China Martini (Piedmont)
Produced by Martini & Rossi, this viscous post-dinner elixir has a quinine base. Denton shares a story, “On more than one occasion, in the dead of winter, someone from Italy has come in feeling a little under the weather and asked us to heat the glass with hot water and pour a little China Martini into the hot water and they drink it just like a medicine.”
Cio Ciara (Lazio)
Orange rind and green herbs abound in this very pretty amaro and it plays the main component in one of the Italian-centric cocktails shaken up at Lupa. Called the Il Ciacio, it is mixed with Maraschino Luxardo and citrus juices.

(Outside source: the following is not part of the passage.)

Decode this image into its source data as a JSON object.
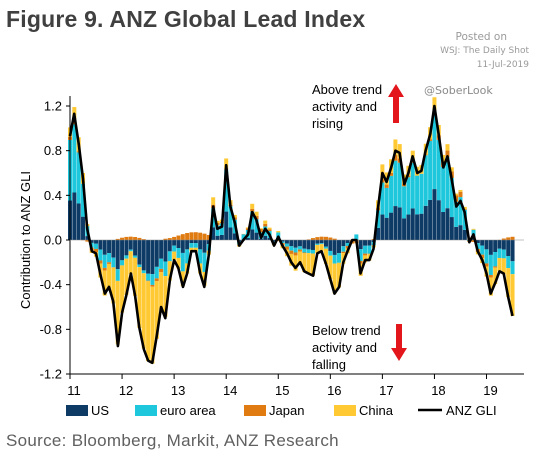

One of the lightest styles of amaro, it is light and honeyed with hints of sweet orange. “The orange character makes this almost like a Drambuie. It also makes an excellent tonic when you add soda water and a slice of lime because it’s so light. A nice way to introduce the palate to this is drizzled over a gelato. And the chef often braises a lot of our dishes with different amari.”
Luxardo Fernet (Veneto)
A fernet is in fact a very bitter style of amaro and this is bracingly bitter. Do many guests order fernet? Jason replied, “It does happen.” He adds, “There’s a taste for everybody. Something like this would be perfect after a really heavy and fatty meal.” With the decadent likes of tuna belly and pork shoulder on their menu, we got his drift.
Maria Al Monte (Liguria)
Showing cola hints on the nose and dandelionbitter greens on the palate with some nice floral hints, Denton noted that we were heading into the more medicinal tasting amari.
On the saffron based amaro Denton avers, “I’m a big fan of Meletti because it has this vibrant flowery nose. Some of the brighter, easier bitters are good for warm weather sipping while darker, heavier amari is better for the winter time.”
Here is an amaro that will please hardcore fans and beginners alike. Smooth, complex and spicy, this is the chef’s favorite at Lupa.
Nocino Riserva (Emilia-Romagna)
Offering a beautifully distinctive nose, this was my favorite. Denton shares my enthu-siasm, “This one is made with green walnuts. I like the depth. It has nice rounded flavor and balanced bitterness.”
“We say this is the coca-cola of amaro,” announces our host when we taste the next elixir. Close your eyes, take a whiff and it could well be coke gone flat.